For one of my university group projects we built a fully working Gym Management System database using
Oracle APEX. The goal was simple. Design a realistic system that could actually run a gym. Not just
store names and numbers but handle memberships, bookings, personal training sessions, discounts,
attendance and more.
We started with the design. Before writing a single line of SQL we identified all the strong and
weak entities. Members, Staff, Membership Plans, Classes, Workouts, Class Bookings,
Guests.
Then we built a full ERD and carefully defined the relationships between everything. Every foreign key had a purpose. Every table had a reason to exist. That part taught me how important structure is before implementation.

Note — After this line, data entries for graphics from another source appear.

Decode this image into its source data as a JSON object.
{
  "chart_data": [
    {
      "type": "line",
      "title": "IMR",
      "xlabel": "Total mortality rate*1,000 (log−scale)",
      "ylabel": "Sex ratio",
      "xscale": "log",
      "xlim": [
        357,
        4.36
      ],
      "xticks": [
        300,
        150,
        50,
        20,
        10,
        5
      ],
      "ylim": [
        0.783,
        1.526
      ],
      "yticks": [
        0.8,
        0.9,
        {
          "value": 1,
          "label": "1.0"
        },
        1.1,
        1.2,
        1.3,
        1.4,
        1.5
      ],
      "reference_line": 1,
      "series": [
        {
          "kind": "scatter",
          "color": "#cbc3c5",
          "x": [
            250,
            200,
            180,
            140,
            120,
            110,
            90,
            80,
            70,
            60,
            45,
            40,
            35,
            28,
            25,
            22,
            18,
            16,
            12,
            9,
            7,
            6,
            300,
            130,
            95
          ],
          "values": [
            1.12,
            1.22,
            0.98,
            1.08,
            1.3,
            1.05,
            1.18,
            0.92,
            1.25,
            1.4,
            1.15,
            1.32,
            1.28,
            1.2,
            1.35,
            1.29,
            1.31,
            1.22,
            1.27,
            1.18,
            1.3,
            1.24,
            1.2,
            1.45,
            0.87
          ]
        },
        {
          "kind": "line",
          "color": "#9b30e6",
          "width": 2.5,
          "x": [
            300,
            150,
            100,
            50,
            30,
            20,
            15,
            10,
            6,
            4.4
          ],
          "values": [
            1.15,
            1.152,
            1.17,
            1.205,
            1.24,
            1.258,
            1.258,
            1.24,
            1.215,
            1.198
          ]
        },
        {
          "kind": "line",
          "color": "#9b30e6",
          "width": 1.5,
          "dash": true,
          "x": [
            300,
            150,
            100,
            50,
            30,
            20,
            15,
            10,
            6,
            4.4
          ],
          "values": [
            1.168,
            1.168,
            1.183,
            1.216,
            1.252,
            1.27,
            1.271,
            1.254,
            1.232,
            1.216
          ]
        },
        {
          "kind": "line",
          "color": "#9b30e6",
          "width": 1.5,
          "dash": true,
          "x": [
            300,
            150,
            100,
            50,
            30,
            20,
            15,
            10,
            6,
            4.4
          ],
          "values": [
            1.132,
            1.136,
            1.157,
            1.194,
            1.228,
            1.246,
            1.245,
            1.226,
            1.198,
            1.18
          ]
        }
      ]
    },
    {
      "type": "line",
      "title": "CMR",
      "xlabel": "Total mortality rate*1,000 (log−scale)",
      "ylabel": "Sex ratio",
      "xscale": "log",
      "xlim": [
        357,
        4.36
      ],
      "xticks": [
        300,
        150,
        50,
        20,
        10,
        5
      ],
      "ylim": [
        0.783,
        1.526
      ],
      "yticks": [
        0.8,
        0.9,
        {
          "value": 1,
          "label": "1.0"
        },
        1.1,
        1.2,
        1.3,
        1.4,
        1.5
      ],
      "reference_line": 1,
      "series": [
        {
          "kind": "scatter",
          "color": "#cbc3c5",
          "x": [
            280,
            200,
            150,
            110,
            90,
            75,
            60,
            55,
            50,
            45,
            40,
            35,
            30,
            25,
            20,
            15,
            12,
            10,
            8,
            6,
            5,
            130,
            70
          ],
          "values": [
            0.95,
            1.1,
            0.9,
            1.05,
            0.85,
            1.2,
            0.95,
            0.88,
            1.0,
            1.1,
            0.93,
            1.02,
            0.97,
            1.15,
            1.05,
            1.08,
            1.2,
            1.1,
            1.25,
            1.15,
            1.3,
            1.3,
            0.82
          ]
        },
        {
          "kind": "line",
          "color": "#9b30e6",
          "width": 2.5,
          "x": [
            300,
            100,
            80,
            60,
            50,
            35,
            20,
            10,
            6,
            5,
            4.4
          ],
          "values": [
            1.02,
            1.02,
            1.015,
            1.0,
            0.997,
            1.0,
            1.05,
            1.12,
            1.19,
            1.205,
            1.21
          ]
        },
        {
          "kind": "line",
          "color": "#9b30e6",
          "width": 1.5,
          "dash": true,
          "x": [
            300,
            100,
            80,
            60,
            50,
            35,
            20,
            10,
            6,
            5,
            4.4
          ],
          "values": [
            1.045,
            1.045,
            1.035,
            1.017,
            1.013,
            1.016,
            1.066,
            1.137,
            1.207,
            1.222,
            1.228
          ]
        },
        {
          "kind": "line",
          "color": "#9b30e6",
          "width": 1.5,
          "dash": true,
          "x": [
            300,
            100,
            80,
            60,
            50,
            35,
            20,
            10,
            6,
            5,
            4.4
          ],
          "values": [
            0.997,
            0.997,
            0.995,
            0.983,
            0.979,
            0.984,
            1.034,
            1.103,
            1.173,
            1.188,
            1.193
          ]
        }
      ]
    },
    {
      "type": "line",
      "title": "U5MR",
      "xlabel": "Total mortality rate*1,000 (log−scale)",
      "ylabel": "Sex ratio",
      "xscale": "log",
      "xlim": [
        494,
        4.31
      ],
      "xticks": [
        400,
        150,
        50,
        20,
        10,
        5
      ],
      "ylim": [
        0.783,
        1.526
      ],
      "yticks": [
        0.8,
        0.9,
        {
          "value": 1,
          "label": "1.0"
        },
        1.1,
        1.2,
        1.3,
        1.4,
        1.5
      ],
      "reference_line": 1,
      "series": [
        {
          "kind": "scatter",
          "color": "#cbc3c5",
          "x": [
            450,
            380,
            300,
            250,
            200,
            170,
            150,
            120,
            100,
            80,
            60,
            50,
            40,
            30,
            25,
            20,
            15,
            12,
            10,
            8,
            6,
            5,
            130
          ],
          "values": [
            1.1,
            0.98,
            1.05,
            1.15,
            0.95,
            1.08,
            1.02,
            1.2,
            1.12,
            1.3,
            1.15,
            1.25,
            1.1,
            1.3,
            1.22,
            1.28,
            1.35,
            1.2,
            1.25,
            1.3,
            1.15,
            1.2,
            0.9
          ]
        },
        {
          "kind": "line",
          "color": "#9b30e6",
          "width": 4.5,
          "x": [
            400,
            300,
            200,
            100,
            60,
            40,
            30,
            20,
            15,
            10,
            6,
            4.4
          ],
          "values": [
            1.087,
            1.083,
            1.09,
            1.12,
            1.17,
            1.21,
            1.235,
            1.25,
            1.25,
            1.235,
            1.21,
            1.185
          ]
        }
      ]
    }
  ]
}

After that we mapped the ERD into a fully normalised relational model. Everything was brought into
Third Normal Form. No transitive dependencies. No attributes depending on non key columns. Just
clean structure and clarity.
Then came the SQL. We wrote DDL scripts for over fifteen tables including Member, Staff, PT Session,
Attendance, Discount Usage and more. Primary keys were defined properly. Foreign key constraints
were added using alter table so referential integrity was enforced across the entire system.
CREATE TABLE Staff (
StaffID NUMBER PRIMARY KEY,
First_Name VARCHAR2(100),
Last_Name VARCHAR2(100),
DOB DATE,
Gender VARCHAR2(10),
Salary NUMBER,
Phone_No VARCHAR2(20),
Email VARCHAR2(100),
Specialisation VARCHAR2(100)
);
CREATE TABLE Member (
MemberID NUMBER PRIMARY KEY,
First_Name VARCHAR2(100),
Last_Name VARCHAR2(100),
DOB DATE,
Gender VARCHAR2(10),
Address VARCHAR2(255),
Phone_No VARCHAR2(20),
Email VARCHAR2(100),
PlanID NUMBER
);
Populating the database required planning as well. We inserted into independent tables first such as
Equipment and Discounts. Then we populated the dependent tables once foreign key references existed.
That order mattered. It prevented constraint errors and forced us to think logically about data
flow.
The most interesting part for me was writing analytical queries. We created queries to list all
classes with instructors, calculate monthly revenue across memberships and bookings, identify the
top trainers by session count, and even detect members whose memberships expired but were still
attending the gym. That is when the database started to feel real. It stopped being tables and
started being insight.
SELECT
SUM(m.FEE) AS Membership_Revenue,
SUM(pt.FEE) AS PT_Session_Revenue,
SUM(cb.FEE) AS Class_Booking_Revenue,
(SUM(m.FEE) + SUM(pt.FEE) + SUM(cb.FEE)) AS Total_Revenue
FROM
MEMBERSHIP m
LEFT JOIN PT_SESSION pt ON pt.MEMBERID = m.PLANID
LEFT JOIN CLASSBOOKING cb ON cb.MEMBERID = m.PLANID
WHERE
TO_CHAR(m.EXPIRYDATE, 'MM-YYYY') = '12-2024'
OR TO_CHAR(pt.SESSIONDATE, 'MM-YYYY') = '12-2024'
OR TO_CHAR(cb.BOOKINGDATE, 'MM-YYYY') = '12-2024';
SELECT
m.FIRST_NAME || ' ' || m.LAST_NAME AS Member_Name,
m.EMAIL,
m.PHONE_NO,
mem.EXPIRYDATE,
a.ATTENDANCEDATE
FROM
MEMBER m
INNER JOIN
MEMBERSHIP mem ON m.PLANID = mem.PLANID
INNER JOIN
ATTENDANCE a ON a.MEMBERID = m.MEMBERID
WHERE
mem.EXPIRYDATE < SYSDATE
AND a.ATTENDANCEDATE BETWEEN SYSDATE - 30 AND SYSDATE;
We also implemented triggers to automate business logic. Membership status automatically changes to inactive once expired. Class capacity decreases when someone books a spot. Members can be notified before expiry. That was the point where it moved beyond basic CRUD and into automation.
CREATE OR REPLACE TRIGGER Update_Membership_Status
AFTER UPDATE OR INSERT ON MEMBERSHIP
FOR EACH ROW
BEGIN
IF :NEW.EXPIRYDATE < SYSDATE THEN
UPDATE MEMBERSHIP
SET STATUS = 'Inactive'
WHERE PLANID = :NEW.PLANID;
END IF;
END;
/
Looking back, this project forced me to think like a systems designer. Not just writing code but
designing rules, enforcing integrity, and thinking about how data behaves in the real world. We also
discussed security considerations and how a system like this would need encryption and stronger
protection if deployed in production.
It was a proper foundational database project. Structured. Logical. Clean.
It made me appreciate backend systems more than ever.